Wirtschaftsumfeld | Kanada | Wirtschaftsstruktur
Industrie hat tragende Rolle in Kanadas Wirtschaftsstruktur
Der Umbau des Sektors schreitet dank aktiver Klimapolitik voran.
23.06.2023
Von Daniel Lenkeit | Toronto
Kanada hat sich einer grüneren, emissionsarmen Wirtschaft verschrieben. Der kanadische Klimaschutzplan setzt dafür klare Vorgaben, etwa das Ziel für Netto-Nullemissionen bis zum Jahr 2050. Öffentliche Investitionen fließen in den nächsten Jahren verstärkt in grüne Technologien.
Der Aufbau einer eigenen Wasserstoffwirtschaft sowie der Ausbau von Elektromobilität und Batterietechnik mit regionalen Wertschöpfungsketten und die allgemeine Förderung von Umwelttechnologien sind wichtige Regierungsziele. Die Klimaschutzpolitik spielt damit unter der liberalen Trudeau-Regierung eine zentrale Rolle und bietet Unternehmen eine breite Palette an staatlichen Förderungen.
Gute Ausgangslage für deutsche Firmen
Deutschland verfolgt ähnliche Ziele wie Kanada. Beide Länder wollen in Zukunft stärker kooperieren. Auch deshalb nehmen die Besuche deutscher Interessensvertreter merklich zu. Beide Länder pflegen eine langjährige, erfolgreiche Zusammenarbeit - etwa bei Forschungs- und Entwicklungsprojekten. Ebenso verlässlich sind die Handelsbeziehungen, die mit dem Freihandelsabkommen CETA weiter ausgebaut werden sollen. Und ebenso wichtig, Kanada hat was Deutschland braucht: Rohstoffe und Energie. Die Bedeutung des Landes als Absatz- und Beschaffungsmarkt für deutsche Unternehmen sollte künftig also steigen.
Schwachstelle und Chance zugleich: Kanadas einseitige Abhängigkeit von der US-Wirtschaft
Mit einer Außenhandelsquote von über 60 Prozent gehört Kanada zu den klassischen Handelsnationen. Wichtigster Handelspartner sind die USA, die 50 Prozent aller Importe liefern und 75 Prozent der Exporte abnehmen. Seit Jahren versucht das Land seine Handelspartner zu diversifizieren. Bisher ist dies der Politik allerdings nicht geglückt.
Die Strategie zielt meist darauf ab, die Exportabhängigkeit von der Nachfrage im US-Markt zu reduzieren. Dazu gehört der Plan, Überseeexporte mit neuen Außenwirtschaftsförderungsinstrumenten bis 2025 um 50 Prozent zu steigern. Der Handel mit Deutschland konnte zuletzt zulegen und soll zukünftig eine größere Rolle spielen.
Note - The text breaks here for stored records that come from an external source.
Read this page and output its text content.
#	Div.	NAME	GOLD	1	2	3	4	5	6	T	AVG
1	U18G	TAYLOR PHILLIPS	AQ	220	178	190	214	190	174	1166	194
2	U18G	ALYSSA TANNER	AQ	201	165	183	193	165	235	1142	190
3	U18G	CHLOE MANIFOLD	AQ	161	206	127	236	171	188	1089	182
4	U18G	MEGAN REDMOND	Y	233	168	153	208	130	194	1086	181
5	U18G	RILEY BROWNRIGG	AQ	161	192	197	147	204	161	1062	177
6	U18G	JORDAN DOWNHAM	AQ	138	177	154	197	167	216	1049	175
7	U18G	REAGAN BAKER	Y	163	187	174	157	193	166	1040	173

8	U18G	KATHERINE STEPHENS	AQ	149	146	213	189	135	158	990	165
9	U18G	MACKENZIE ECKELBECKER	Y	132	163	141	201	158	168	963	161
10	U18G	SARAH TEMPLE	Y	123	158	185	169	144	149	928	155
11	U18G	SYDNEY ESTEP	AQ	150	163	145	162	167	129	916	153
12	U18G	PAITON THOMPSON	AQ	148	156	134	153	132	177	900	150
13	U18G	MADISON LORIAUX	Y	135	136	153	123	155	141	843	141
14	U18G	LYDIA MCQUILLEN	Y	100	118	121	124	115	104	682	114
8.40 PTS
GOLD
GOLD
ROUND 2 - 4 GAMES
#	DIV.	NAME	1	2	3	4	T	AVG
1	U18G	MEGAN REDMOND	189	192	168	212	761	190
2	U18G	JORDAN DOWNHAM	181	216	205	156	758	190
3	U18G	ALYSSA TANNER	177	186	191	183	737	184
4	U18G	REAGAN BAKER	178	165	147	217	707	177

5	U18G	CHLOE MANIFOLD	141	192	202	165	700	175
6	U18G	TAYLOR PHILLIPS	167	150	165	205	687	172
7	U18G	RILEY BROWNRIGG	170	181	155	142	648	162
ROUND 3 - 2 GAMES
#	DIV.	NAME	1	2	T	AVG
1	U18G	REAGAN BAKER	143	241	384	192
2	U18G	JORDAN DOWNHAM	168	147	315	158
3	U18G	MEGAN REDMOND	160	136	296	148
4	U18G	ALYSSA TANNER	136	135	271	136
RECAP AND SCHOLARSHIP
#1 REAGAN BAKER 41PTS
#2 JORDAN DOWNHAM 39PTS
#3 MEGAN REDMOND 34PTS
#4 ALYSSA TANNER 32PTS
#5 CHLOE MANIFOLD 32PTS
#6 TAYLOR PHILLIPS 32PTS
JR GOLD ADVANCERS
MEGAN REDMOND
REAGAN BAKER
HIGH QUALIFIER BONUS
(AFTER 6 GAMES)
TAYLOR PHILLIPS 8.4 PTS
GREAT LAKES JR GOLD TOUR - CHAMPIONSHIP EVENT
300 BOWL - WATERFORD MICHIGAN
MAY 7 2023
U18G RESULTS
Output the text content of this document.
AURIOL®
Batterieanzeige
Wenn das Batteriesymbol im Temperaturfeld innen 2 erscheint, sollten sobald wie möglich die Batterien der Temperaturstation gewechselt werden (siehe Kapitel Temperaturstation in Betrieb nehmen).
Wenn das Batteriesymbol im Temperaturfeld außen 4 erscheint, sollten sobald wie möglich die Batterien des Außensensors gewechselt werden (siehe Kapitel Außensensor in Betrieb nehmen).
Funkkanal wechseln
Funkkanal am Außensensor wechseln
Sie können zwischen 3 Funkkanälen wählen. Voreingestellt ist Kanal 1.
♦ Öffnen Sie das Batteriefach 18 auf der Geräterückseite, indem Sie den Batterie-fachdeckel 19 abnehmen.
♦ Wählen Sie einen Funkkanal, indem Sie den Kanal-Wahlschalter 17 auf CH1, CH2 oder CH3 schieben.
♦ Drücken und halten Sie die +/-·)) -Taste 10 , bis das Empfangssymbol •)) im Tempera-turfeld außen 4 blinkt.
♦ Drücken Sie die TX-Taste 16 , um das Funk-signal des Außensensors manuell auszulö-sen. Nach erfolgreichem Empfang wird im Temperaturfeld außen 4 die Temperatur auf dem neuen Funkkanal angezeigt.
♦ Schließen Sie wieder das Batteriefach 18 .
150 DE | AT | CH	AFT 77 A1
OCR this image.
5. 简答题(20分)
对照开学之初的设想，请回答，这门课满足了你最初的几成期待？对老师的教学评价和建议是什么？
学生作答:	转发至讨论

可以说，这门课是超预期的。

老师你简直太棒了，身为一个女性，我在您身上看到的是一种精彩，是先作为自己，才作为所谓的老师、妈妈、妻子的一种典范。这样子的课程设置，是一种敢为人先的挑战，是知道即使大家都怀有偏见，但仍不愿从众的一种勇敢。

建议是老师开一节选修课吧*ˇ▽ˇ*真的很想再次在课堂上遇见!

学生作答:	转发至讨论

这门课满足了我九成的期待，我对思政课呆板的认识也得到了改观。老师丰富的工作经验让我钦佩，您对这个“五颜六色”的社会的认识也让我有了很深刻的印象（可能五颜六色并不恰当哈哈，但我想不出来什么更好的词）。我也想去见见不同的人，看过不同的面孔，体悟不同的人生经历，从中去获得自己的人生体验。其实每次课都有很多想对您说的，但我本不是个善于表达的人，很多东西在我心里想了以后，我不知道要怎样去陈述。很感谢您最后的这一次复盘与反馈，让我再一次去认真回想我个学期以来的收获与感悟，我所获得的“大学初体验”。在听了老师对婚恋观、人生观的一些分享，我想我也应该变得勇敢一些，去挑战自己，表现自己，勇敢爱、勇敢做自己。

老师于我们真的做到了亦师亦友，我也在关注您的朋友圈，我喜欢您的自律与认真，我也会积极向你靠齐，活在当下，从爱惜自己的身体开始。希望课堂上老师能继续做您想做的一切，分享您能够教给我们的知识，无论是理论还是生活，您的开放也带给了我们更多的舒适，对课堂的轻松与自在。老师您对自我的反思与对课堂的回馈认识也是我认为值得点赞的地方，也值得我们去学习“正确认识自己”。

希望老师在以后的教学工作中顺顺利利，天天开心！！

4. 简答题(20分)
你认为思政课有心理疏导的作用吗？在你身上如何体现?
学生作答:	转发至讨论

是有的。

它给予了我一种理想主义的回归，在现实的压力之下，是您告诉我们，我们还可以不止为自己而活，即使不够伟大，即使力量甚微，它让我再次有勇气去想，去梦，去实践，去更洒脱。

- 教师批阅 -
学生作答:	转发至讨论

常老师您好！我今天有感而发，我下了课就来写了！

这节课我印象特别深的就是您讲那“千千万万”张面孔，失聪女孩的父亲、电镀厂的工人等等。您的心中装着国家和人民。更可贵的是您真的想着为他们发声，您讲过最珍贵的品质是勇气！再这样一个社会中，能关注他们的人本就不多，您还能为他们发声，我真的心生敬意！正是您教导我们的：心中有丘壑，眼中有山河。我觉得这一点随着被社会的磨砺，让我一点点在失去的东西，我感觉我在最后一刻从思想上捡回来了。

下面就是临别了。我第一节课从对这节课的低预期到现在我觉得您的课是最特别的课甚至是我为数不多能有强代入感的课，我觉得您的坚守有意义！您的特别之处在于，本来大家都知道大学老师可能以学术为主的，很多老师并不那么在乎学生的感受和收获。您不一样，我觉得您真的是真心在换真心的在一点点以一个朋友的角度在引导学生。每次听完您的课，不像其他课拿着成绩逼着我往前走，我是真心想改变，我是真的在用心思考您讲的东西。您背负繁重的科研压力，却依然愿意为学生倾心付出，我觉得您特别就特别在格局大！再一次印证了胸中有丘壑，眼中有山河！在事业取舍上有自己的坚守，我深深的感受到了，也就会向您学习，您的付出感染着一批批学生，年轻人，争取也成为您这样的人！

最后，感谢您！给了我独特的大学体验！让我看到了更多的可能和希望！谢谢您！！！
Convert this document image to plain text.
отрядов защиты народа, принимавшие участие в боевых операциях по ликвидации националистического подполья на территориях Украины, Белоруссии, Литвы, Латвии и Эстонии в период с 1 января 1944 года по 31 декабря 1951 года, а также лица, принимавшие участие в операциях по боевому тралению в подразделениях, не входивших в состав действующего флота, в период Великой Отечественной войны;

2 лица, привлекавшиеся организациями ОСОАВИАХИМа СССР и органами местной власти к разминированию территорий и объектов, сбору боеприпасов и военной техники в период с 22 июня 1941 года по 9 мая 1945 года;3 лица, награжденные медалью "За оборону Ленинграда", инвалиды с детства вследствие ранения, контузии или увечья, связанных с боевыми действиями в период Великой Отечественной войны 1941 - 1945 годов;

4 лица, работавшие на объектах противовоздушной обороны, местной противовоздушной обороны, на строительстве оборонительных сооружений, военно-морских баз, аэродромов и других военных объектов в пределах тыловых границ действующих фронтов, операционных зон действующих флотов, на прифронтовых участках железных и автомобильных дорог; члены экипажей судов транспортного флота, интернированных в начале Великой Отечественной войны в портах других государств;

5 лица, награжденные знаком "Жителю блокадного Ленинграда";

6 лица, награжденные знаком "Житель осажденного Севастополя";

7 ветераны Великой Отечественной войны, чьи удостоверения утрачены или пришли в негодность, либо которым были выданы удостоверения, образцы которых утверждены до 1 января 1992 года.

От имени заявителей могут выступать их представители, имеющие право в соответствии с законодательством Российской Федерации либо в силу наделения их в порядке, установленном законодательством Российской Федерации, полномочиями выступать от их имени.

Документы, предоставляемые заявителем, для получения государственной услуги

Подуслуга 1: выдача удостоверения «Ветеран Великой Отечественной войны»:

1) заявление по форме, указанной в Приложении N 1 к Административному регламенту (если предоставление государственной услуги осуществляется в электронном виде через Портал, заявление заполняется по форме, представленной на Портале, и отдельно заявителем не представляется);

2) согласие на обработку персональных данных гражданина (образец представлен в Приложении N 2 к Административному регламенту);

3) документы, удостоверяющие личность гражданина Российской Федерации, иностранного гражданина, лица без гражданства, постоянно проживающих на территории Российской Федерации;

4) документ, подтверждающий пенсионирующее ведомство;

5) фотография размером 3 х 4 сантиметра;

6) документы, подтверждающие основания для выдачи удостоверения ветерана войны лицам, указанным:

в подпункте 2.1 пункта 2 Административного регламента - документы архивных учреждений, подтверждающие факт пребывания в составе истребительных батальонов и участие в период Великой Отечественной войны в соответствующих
Auf dem Papier ist Kanada in puncto Freihandelsabkommen bereits sehr gut in die Weltmärkte eingebunden. Mit 15 Freihandelsabkommen, darunter CETA (Europäische Union) und CPTPP (Asien-Pazifik), soll kanadischen Unternehmen der Schritt in Überseemärkte erleichtert werden. Realistisch werden die Abhängigkeiten zu den USA vorerst nicht geringer. Der Nafta-Nachfolger "CUSMA" sowie der 2022 verabschiedete Inflation Reduction Act der USA sorgen für eine fortgeführte Integration Kanadas in den nordamerikanischen Markt.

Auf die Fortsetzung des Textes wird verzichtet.